Le persone hanno perso il desiderio e il coraggio di sognare.
In realtà non credo che sia esattamente così. Sognare è vitale: una vita senza sogni sarebbe vuota, monotona. Sognare in fondo è anche facile e noi italiani siamo per natura un popolo di sognatori.
Quello che talvolta risulta sbagliato credo che siano i luoghi in cui ci ritroviamo a cercare i nostri sogni, fantasiosi e irraggiungibili. Magari in realtà virtuali o nelle vite di altri.
Ricordo di avere letto una frase molto bella in un libro di D’Avenia:
una vita di sogni impossibili è come un giardino di fiori finti
E dove trovare allora quelli realizzabili?

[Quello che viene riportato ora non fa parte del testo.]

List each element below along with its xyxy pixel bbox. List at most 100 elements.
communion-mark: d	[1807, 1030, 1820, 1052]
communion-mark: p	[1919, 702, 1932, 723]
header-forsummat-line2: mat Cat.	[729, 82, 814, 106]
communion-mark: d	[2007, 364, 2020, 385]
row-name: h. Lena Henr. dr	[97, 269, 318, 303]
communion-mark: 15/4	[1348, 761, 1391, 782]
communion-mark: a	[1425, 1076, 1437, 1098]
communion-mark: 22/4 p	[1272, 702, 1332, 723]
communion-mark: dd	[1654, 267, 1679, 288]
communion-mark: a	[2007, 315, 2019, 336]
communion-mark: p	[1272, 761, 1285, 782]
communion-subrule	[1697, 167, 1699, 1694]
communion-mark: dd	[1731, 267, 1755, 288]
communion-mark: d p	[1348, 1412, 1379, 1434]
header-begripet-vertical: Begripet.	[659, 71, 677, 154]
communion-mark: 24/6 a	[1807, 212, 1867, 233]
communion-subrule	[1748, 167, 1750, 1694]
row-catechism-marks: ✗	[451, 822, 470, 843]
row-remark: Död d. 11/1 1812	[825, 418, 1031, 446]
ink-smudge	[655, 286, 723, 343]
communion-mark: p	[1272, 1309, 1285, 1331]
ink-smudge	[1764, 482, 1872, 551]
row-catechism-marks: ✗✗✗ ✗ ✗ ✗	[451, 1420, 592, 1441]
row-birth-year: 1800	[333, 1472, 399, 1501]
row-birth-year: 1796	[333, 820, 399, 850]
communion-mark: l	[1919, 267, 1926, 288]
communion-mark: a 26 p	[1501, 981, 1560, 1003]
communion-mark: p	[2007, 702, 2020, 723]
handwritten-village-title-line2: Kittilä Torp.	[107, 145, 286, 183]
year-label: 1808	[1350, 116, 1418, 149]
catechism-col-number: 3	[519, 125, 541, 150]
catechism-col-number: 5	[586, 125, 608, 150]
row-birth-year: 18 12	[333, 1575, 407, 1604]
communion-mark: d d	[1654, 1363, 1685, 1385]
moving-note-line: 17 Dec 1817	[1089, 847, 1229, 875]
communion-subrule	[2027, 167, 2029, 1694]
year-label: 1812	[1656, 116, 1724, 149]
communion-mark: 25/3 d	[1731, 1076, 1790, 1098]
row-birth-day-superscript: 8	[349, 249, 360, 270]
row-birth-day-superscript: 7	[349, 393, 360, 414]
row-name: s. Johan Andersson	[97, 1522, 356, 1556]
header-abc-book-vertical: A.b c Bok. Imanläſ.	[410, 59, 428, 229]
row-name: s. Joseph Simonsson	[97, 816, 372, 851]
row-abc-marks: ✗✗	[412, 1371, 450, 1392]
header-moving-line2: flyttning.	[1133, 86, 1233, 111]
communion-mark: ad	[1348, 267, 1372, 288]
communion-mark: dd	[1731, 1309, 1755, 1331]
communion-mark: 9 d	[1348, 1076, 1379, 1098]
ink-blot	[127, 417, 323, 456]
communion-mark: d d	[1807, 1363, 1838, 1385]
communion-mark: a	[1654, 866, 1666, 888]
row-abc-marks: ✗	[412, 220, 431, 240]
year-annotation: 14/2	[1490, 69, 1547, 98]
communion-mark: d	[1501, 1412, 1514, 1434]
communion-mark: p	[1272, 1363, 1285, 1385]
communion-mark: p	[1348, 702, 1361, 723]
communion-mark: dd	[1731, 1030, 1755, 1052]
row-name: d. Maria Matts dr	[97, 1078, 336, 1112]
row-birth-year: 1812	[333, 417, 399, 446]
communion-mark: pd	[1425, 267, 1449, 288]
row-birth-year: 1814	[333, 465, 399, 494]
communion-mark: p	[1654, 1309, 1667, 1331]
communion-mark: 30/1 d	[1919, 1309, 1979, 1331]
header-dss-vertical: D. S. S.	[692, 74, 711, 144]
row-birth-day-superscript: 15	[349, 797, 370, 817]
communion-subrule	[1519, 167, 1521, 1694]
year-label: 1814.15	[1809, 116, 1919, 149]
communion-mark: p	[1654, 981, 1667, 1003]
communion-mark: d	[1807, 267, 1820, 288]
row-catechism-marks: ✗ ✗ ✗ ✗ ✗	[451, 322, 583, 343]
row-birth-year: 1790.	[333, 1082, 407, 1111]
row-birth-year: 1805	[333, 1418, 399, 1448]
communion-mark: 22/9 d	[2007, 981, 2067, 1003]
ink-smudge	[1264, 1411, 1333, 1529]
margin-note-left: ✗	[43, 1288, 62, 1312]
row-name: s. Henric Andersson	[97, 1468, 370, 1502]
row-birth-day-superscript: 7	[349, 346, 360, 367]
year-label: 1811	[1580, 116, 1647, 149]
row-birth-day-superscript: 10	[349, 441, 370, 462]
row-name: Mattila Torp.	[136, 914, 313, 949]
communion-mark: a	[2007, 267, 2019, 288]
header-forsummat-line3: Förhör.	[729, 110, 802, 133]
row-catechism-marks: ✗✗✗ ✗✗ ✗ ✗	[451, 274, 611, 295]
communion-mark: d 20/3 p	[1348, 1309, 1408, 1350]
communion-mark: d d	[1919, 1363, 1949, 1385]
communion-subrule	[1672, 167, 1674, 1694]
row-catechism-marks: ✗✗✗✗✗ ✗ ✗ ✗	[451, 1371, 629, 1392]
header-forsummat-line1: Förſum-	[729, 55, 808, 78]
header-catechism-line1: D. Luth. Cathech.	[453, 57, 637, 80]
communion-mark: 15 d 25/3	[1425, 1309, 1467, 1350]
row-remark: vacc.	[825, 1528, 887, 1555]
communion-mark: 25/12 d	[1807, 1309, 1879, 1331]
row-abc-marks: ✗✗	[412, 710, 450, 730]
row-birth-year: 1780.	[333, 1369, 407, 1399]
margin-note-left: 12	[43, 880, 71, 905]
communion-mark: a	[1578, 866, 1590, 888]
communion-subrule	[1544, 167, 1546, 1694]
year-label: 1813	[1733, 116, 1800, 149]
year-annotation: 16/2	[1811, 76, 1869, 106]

Forse semplicemente nei nostri vissuti, nelle persone che incontriamo, nei talenti che possediamo. Nei libri che ci capita di leggere perché ci ha colpito il titolo o la copertina. Nei viaggi che non avremmo mai pensato di fare. Ma anche nelle esperienze che la vita ci offre, più o meno importanti, più o meno dolorose. Nei territori in cui siamo nati e cresciti e nella tradizione che li rappresenta.
E’ una prospettiva che nel tempo si è modificata. Da ragazzina ero convinta che per sognare si dovesse puntare in alto. “Bisogna sempre puntare alla luna, mal che vada si è comunque arrivati tra le stelle.” Quanto entusiasmo giovanile!
Ad oggi la concretezza e l’età non mi hanno reso meno sognatrice, ma hanno dirottato la ricerca della felicità nei luoghi in cui la felicità possa essere realmente raggiungibile. Già di per sé si rivela davvero complicato credere nei propri sogni, si pensi poi quanto possa esserlo credere a quelli impossibili.
Perché i sogni non devono rimanere tali, a muffire in un squallido cassetto di qualche comò, ostentati in qualche cena tra amici, in un clima di confidenza alcolica.
I sogni devono essere realizzati. Altrimenti sono inutili.
E come un bruco che si trasforma in crisalide, prima di divenire farfalla, ad un sogno deve seguire un’idea. All’idea un progetto.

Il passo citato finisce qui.